Die Wortwahl meines Bekannten hat mich aufgeschreckt und an die Nazi-Zeit und an meinen Vater erinnert. Der pflegte zwar selten und nur zu besonderen Anlässen wie Geburtstagen dann doch mal in weinseliger Stimmung über seine „heldenhaften“ Einsätze im deutschen Vernichtungskrieg gegen die UdSSR „vom Russen“ zu schwadronieren. Und eben wegen ihm habe ich ein besonderes Verhältnis zu Russland entwickelt, ein hoch emotionales Verhältnis wie zu keinem anderen Land. Und ich gebe zu, äußerst empfindlich zu sein, wenn ich Russophobisches wittere oder höre.
Russophober Flächenbrand
Ich bin bestürzt, dass sich der von bürgerlicher Politik und ihren dienstbaren Propagandamedien aufgeflammte rassistisch motivierte Russenhass wie ein Flächenbrand ausgebreitet und alle Bereiche der sogenannten Zivilgesellschaft erfasst hat. Selbst auf dem der Kultur, auf das sich das Land der Dichter und Denker stets etwas eingebildet hat. Die prominentesten Opfer seien hier kurz erwähnt. Die in der vergangenen Dekade im europäischen Westen hofierte russische Starsopranistin Anna Netrebko (Mailänder Scala, Salzburger Festspiele, Wiener Opernball etc.) wurde zur Persona non grata erklärt, obwohl sie den russischen Einmarsch kritisiert hat. Der russische Weltklassedirigent und Ex-Chefdirigent der Münchner Philharmoniker Waleri Gergijew indes bewahrte seine Würde, indem er der lächerlichen Forderung des Münchner Bürgermeisters, sich öffentlich von Putin zu distanzieren, nicht die geringste Beachtung schenkte (1). Natürlich machte der sozialdemokratische Kretin Ernst: Gergijew verlor daraufhin sein Dirigat.

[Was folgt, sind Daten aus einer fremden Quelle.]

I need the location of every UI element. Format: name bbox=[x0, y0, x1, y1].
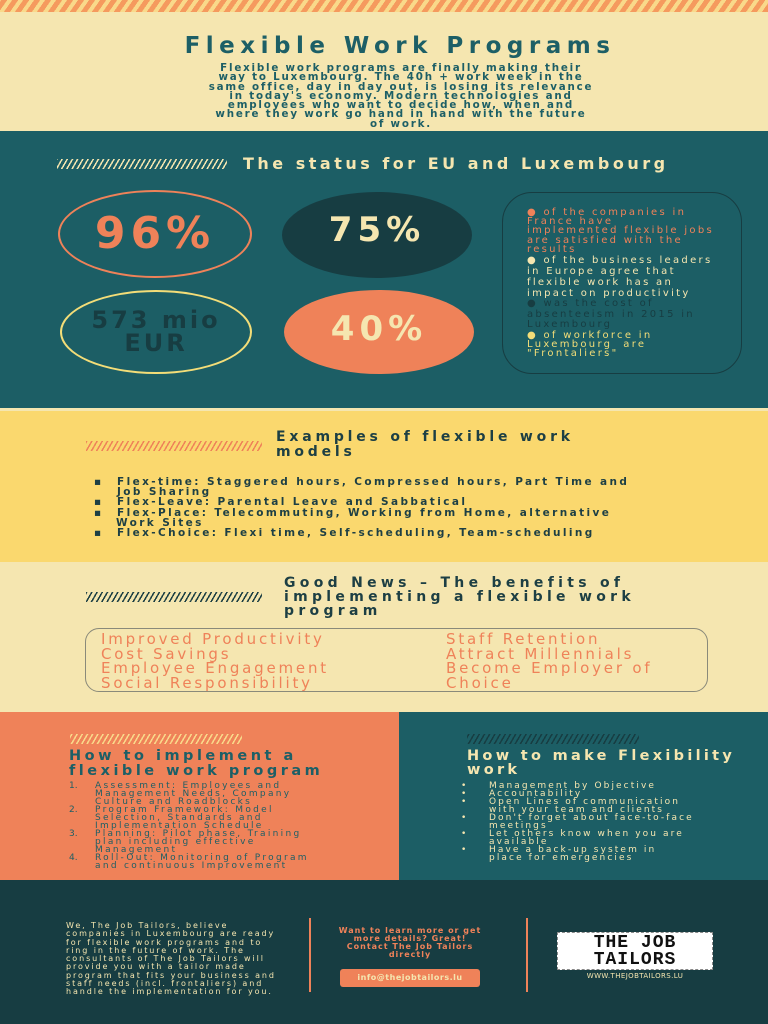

Da sich längst verstorbene Künstler wie Fjodor Dostojewski zum Beispiel nicht mehr zu Putin äußern oder sich wehren können, werden sie sicherheitshalber in Schulen einiger Länder Westeuropas nun gleich auf den Index gesetzt. So zum Beispiel in Italien. Würde er noch leben, hätte er derzeit auch in Deutschland sicherlich Probleme, seine sauer verdienten Rubel in den Spielcasinos von Baden-Baden, Bad Homburg und Wiesbaden zu verprassen. Und Iwan Turgenjew?